Ощущал ли я волнение? Я не мог позволить себе даже волноваться. Обычно волнение действует на ритм и силу сердцебиений, на ход воздуха в легких — так вот, ничего такого не происходило. Я понял это через десять дней, когда увидел в кино трагедию, в которой, впрочем, не было ничего экстраординарного, и почувствовал, как волнение «зашевелилось у меня в груди». В мои кошмарные дни я позабыл и этот путь, и это облегчение.
Превратиться в линию было кошмаром, но вот что оказалось еще более неожиданным и необычным, если такое возможно. Я весь должен был пройти через эту линию. И через ее чудовищные сотрясения.
Метафизика в плену у механики. (Метафизика в плену у механики.)
Одним и тем же путем надлежало пройти мне, моей мысли и этим колебаниям.
Я был всего лишь мыслью, нет, мысль не превратилась в меня, не разрослась до меня — наоборот, я сам сжался до одной мысли.
Вот тут-то и начались разрушительные колебания, которые «отрицали» эту мысль и, в два счета ее раскромсав, полностью уничтожили.
Мысли яростно, безнадежно сопротивлялись. (им здорово досталось, это было так, будто меня довели до размеров микроба) Но были сломлены все до одной. Времени потребовалось немного. Бацилла под действием излучения солей радия поняла бы, о чем речь, а человеку такие ощущения незнакомы. Он от них защищен.
Глубину происходящего мне вряд ли удастся передать, ведь мысли составляют нашу суть, и они так уязвимы, ими так просто завладеть и развалить их. Пока не пройдешь подобное испытание, трудно поверить, что они так уязвимы.

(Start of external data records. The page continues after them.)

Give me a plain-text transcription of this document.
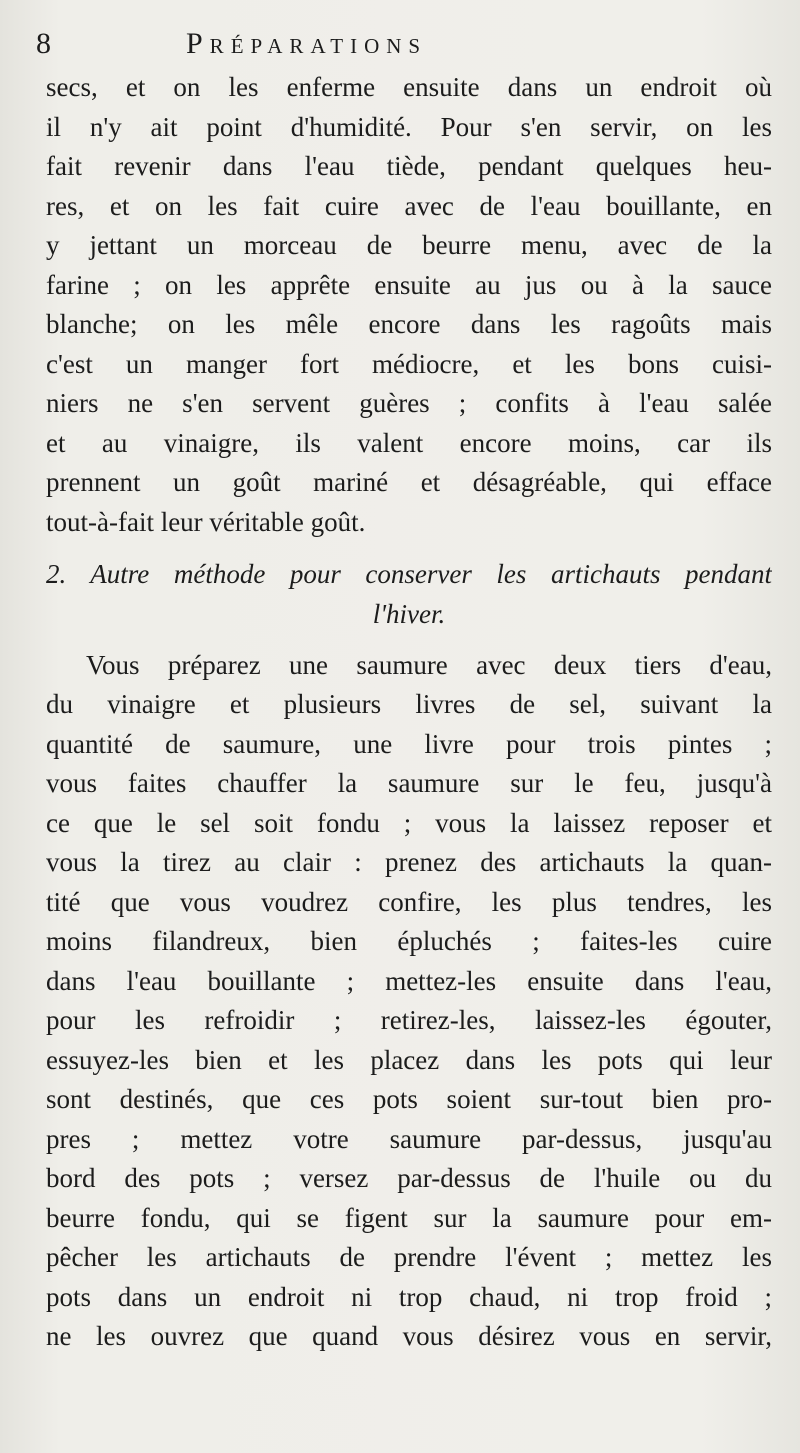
8	Préparations
secs, et on les enferme ensuite dans un endroit où
il n'y ait point d'humidité. Pour s'en servir, on les
fait revenir dans l'eau tiède, pendant quelques heu-
res, et on les fait cuire avec de l'eau bouillante, en
y jettant un morceau de beurre menu, avec de la
farine ; on les apprête ensuite au jus ou à la sauce
blanche; on les mêle encore dans les ragoûts mais
c'est un manger fort médiocre, et les bons cuisi-
niers ne s'en servent guères ; confits à l'eau salée
et au vinaigre, ils valent encore moins, car ils
prennent un goût mariné et désagréable, qui efface
tout-à-fait leur véritable goût.
2. Autre méthode pour conserver les artichauts pendant
l'hiver.
Vous préparez une saumure avec deux tiers d'eau,
du vinaigre et plusieurs livres de sel, suivant la
quantité de saumure, une livre pour trois pintes ;
vous faites chauffer la saumure sur le feu, jusqu'à
ce que le sel soit fondu ; vous la laissez reposer et
vous la tirez au clair : prenez des artichauts la quan-
tité que vous voudrez confire, les plus tendres, les
moins filandreux, bien épluchés ; faites-les cuire
dans l'eau bouillante ; mettez-les ensuite dans l'eau,
pour les refroidir ; retirez-les, laissez-les égouter,
essuyez-les bien et les placez dans les pots qui leur
sont destinés, que ces pots soient sur-tout bien pro-
pres ; mettez votre saumure par-dessus, jusqu'au
bord des pots ; versez par-dessus de l'huile ou du
beurre fondu, qui se figent sur la saumure pour em-
pêcher les artichauts de prendre l'évent ; mettez les
pots dans un endroit ni trop chaud, ni trop froid ;
ne les ouvrez que quand vous désirez vous en servir,
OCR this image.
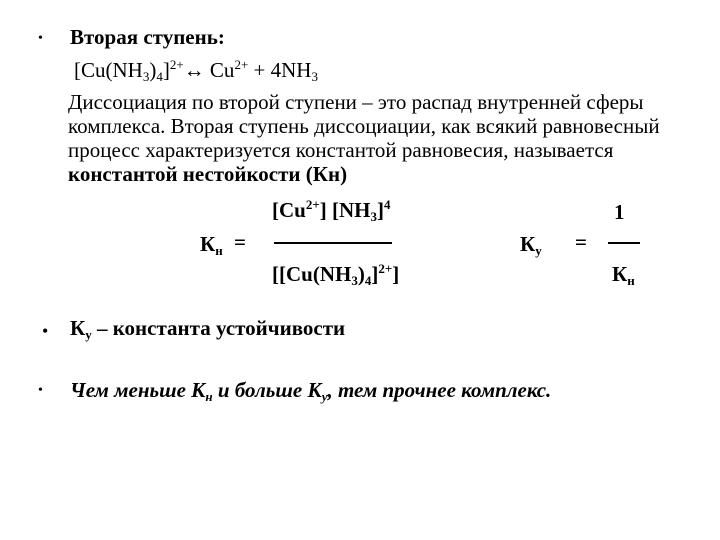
• Вторая ступень:
$[Cu(NH_3)_4]^{2+}\leftrightarrow$ $Cu^{2+} + 4NH_3$
Диссоциация по второй ступени – это распад внутренней сферы комплекса. Вторая ступень диссоциации, как всякий равновесный процесс характеризуется константой равновесия, называется константой нестойкости (Кн)
$К_н$ =
$[Cu^{2+}]$ $[NH_3]^4$
$[[Cu(NH_3)_4]^{2+}]$
$К_у$ =
1
$К_н$
• $К_у$ – константа устойчивости
• Чем меньше $К_н$ и больше $К_у$, тем прочнее комплекс.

Ну да, идею можно исхлестать и растворить. Так и происходило непрестанно. Разрушение в двадцать раз шустрее меня.
Волны, умеющие разбивать мысли, шли без конца.
Они обрушивались на мысль с невообразимой жестокостью. Мысль несколько раз мелькала вся в лохмотьях, а потом, раздерганная на нитки до неузнаваемости, погибала.
Можно подумать, мой разум начал проводить уж не знаю какое электричество, и по нему, сочтя его подходящим путем, внезапно пошли токи, убивающие мысль. Мы с молнией — теперь одна компания. (электричество, убивающее мысль)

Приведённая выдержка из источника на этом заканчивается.